The fact is that the second and partial account now for audit shows a balance of personal property for distribution. It is the primary fund for the payment of debts and the claim is presented in time. The learned court held that since the real estate is no longer subject to the debt and the present value of the personalty is insufficient to pay the claim in full, the estate should be considered insolvent and the claimant must therefore surrender the value of its mortgage under theUnited Security Trust Co. Case, 321 Pa. 276, 184 A. 106. If the unconverted personal property in the hands of the accountant will not realize sufficient cash to discharge the debt, the claimant is nevertheless entitled to have applied in discharge of it such balance as there is. Although the creditor omitted to present his claim at the audit of the first account and, by not continuing its lien, lost the opportunity to claim on decedent's real estate, those facts do not bar the right to have the presently distributable personalty applied to the claim whether sufficient to pay all or only part. The rule of the United Security Trust Company Case was designed to secure equality of distribution among competing creditors. This is a contest, not between two creditors, but between a single creditor and the legatees. The widow is not a creditor but a volunteer (compare Shannon v. Newton, 132 Pa. 375, 382,19 A. 138) and cannot require a reduction of the claim by the value of the mortgaged real estate conveyed to Rispoli. If the executor pays the claim, decedent's estate will be subrogated to appellant's right against the mortgaged land and, on the assumption referred to by the auditor, against Rispoli: compareNorthern Trust Co. v. Phila. Wholesale Drug Co., 333 Pa. 386,5 A.2d 193; Ruzyc v. Brown, 320 Pa. 213, 217, 181 A. 783. *Page 54
As was said at the argument, this seems to be a case where the real dispute is to determine who should complete the foreclosure begun by the sci. fa. sur mortgage.
Decree reversed, record remitted for further proceedings; costs to be paid out of the fund for distribution.

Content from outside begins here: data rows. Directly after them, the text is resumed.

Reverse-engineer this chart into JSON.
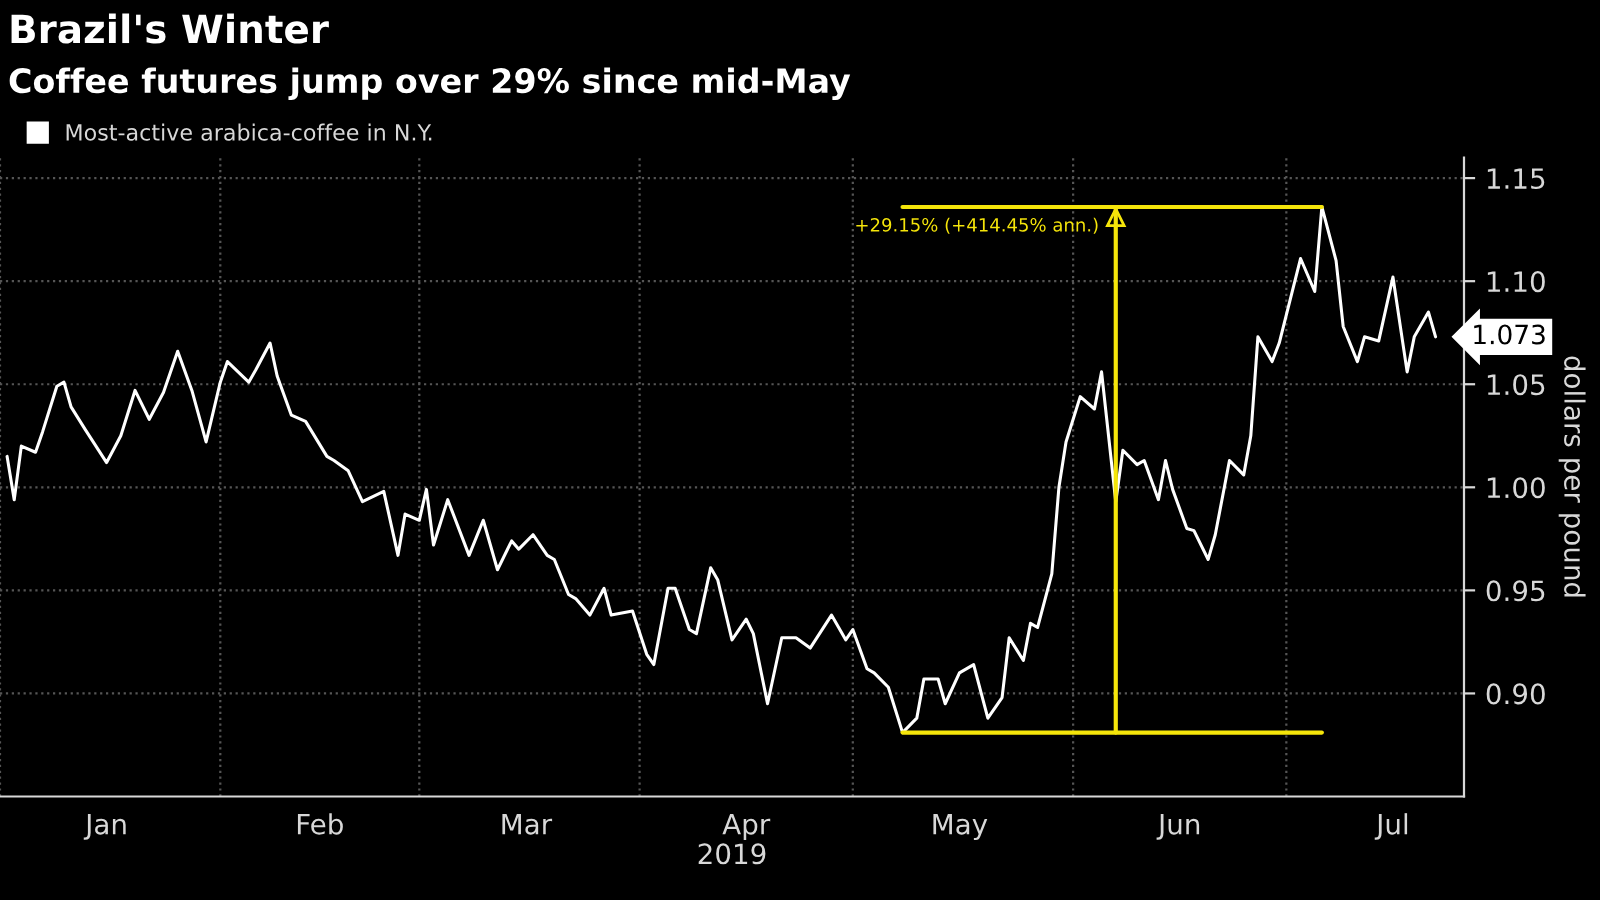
{
  "chart_data": {
    "type": "line",
    "title": "Brazil's Winter",
    "subtitle": "Coffee futures jump over 29% since mid-May",
    "xlabel": "2019",
    "ylabel": "dollars per pound",
    "x": [
      "2019-01-02",
      "2019-01-03",
      "2019-01-04",
      "2019-01-06",
      "2019-01-07",
      "2019-01-09",
      "2019-01-10",
      "2019-01-11",
      "2019-01-13",
      "2019-01-16",
      "2019-01-18",
      "2019-01-20",
      "2019-01-22",
      "2019-01-24",
      "2019-01-26",
      "2019-01-28",
      "2019-01-30",
      "2019-02-01",
      "2019-02-02",
      "2019-02-05",
      "2019-02-06",
      "2019-02-08",
      "2019-02-09",
      "2019-02-11",
      "2019-02-13",
      "2019-02-16",
      "2019-02-17",
      "2019-02-19",
      "2019-02-21",
      "2019-02-24",
      "2019-02-26",
      "2019-02-27",
      "2019-03-01",
      "2019-03-02",
      "2019-03-03",
      "2019-03-05",
      "2019-03-08",
      "2019-03-10",
      "2019-03-12",
      "2019-03-14",
      "2019-03-15",
      "2019-03-17",
      "2019-03-19",
      "2019-03-20",
      "2019-03-22",
      "2019-03-23",
      "2019-03-25",
      "2019-03-27",
      "2019-03-28",
      "2019-03-31",
      "2019-04-02",
      "2019-04-03",
      "2019-04-05",
      "2019-04-06",
      "2019-04-08",
      "2019-04-09",
      "2019-04-11",
      "2019-04-12",
      "2019-04-14",
      "2019-04-16",
      "2019-04-17",
      "2019-04-19",
      "2019-04-21",
      "2019-04-23",
      "2019-04-25",
      "2019-04-28",
      "2019-04-30",
      "2019-05-01",
      "2019-05-03",
      "2019-05-04",
      "2019-05-06",
      "2019-05-08",
      "2019-05-10",
      "2019-05-11",
      "2019-05-13",
      "2019-05-14",
      "2019-05-16",
      "2019-05-18",
      "2019-05-20",
      "2019-05-22",
      "2019-05-23",
      "2019-05-25",
      "2019-05-26",
      "2019-05-27",
      "2019-05-29",
      "2019-05-30",
      "2019-05-31",
      "2019-06-02",
      "2019-06-04",
      "2019-06-05",
      "2019-06-07",
      "2019-06-08",
      "2019-06-10",
      "2019-06-11",
      "2019-06-13",
      "2019-06-14",
      "2019-06-15",
      "2019-06-17",
      "2019-06-18",
      "2019-06-20",
      "2019-06-21",
      "2019-06-23",
      "2019-06-25",
      "2019-06-26",
      "2019-06-27",
      "2019-06-29",
      "2019-06-30",
      "2019-07-03",
      "2019-07-05",
      "2019-07-06",
      "2019-07-08",
      "2019-07-09",
      "2019-07-11",
      "2019-07-12",
      "2019-07-14",
      "2019-07-16",
      "2019-07-18",
      "2019-07-19",
      "2019-07-21",
      "2019-07-22"
    ],
    "series": [
      {
        "name": "Most-active arabica-coffee in N.Y.",
        "color": "#ffffff",
        "values": [
          1.015,
          0.994,
          1.02,
          1.017,
          1.027,
          1.049,
          1.051,
          1.039,
          1.028,
          1.012,
          1.025,
          1.047,
          1.033,
          1.046,
          1.066,
          1.047,
          1.022,
          1.051,
          1.061,
          1.051,
          1.057,
          1.07,
          1.054,
          1.035,
          1.032,
          1.015,
          1.013,
          1.008,
          0.993,
          0.998,
          0.967,
          0.987,
          0.984,
          0.999,
          0.972,
          0.994,
          0.967,
          0.984,
          0.96,
          0.974,
          0.97,
          0.977,
          0.967,
          0.965,
          0.948,
          0.946,
          0.938,
          0.951,
          0.938,
          0.94,
          0.919,
          0.914,
          0.951,
          0.951,
          0.931,
          0.929,
          0.961,
          0.955,
          0.926,
          0.936,
          0.929,
          0.895,
          0.927,
          0.927,
          0.922,
          0.938,
          0.926,
          0.931,
          0.912,
          0.91,
          0.903,
          0.881,
          0.888,
          0.907,
          0.907,
          0.895,
          0.91,
          0.914,
          0.888,
          0.898,
          0.927,
          0.916,
          0.934,
          0.932,
          0.958,
          1.0,
          1.022,
          1.044,
          1.038,
          1.056,
          0.993,
          1.018,
          1.011,
          1.013,
          0.994,
          1.013,
          0.999,
          0.98,
          0.979,
          0.965,
          0.977,
          1.013,
          1.006,
          1.025,
          1.073,
          1.061,
          1.07,
          1.111,
          1.095,
          1.136,
          1.11,
          1.078,
          1.061,
          1.073,
          1.071,
          1.102,
          1.056,
          1.073,
          1.085,
          1.073
        ]
      }
    ],
    "xlim": [
      "2019-01-01",
      "2019-07-26"
    ],
    "xticks": [
      {
        "value": "2019-01-01",
        "label": null
      },
      {
        "value": "2019-01-16",
        "label": "Jan"
      },
      {
        "value": "2019-02-01",
        "label": null
      },
      {
        "value": "2019-02-15",
        "label": "Feb"
      },
      {
        "value": "2019-03-01",
        "label": null
      },
      {
        "value": "2019-03-16",
        "label": "Mar"
      },
      {
        "value": "2019-04-01",
        "label": null
      },
      {
        "value": "2019-04-16",
        "label": "Apr"
      },
      {
        "value": "2019-05-01",
        "label": null
      },
      {
        "value": "2019-05-16",
        "label": "May"
      },
      {
        "value": "2019-06-01",
        "label": null
      },
      {
        "value": "2019-06-16",
        "label": "Jun"
      },
      {
        "value": "2019-07-01",
        "label": null
      },
      {
        "value": "2019-07-16",
        "label": "Jul"
      }
    ],
    "ylim": [
      0.85,
      1.16
    ],
    "yticks": [
      {
        "value": 0.9,
        "label": "0.90"
      },
      {
        "value": 0.95,
        "label": "0.95"
      },
      {
        "value": 1.0,
        "label": "1.00"
      },
      {
        "value": 1.05,
        "label": "1.05"
      },
      {
        "value": 1.1,
        "label": "1.10"
      },
      {
        "value": 1.15,
        "label": "1.15"
      }
    ],
    "ref_lines": [
      {
        "axis": "x",
        "value": "2019-06-07",
        "color": "#f5e50a"
      }
    ],
    "annotations": [
      {
        "text": "+29.15% (+414.45% ann.)",
        "x": "2019-06-07",
        "y": 1.136
      },
      {
        "text": "1.073",
        "x": "2019-07-22",
        "y": 1.073
      }
    ],
    "grid": true,
    "legend": "top left",
    "marker": "none",
    "line_style": "solid"
  }
}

1 "FOURTH All the rest, residue and remainder of my estate, of whatsoever nature and wheresoever the same may be situate, which consists principally of real estate, . . . I give, devise and bequeath unto my beloved wife, MARY SKOLNEK, for and during the period of her natural life, she to have and take the rents, issues and profits thereof with the full right and power to sell and consume the corpus thereof in whole or in part from time to time as and if she may need the same for her proper support and maintenance, and upon the death of my said wife, I give, devise and bequeath my said property and estate or such thereof as shall remain in the event that my said wife has consumed any part thereof for her necessary maintenance and support, to my beloved children and to the issue of my deceased child," naming them. Compare Powell's Estate, 340 Pa. 404.
2 The account was referred to an auditor August 4, 1938, and came on for audit August 30, 1938.
3 The facts as stated by the auditor and by the court are inconsistent in a number of details; these minor variations, however, are immaterial to the questions for consideration on this appeal.
4 Decedent's personal property was originally inventoried at $11,537.72 and the real estate was appraised for inheritance tax purposes at $22,655.00.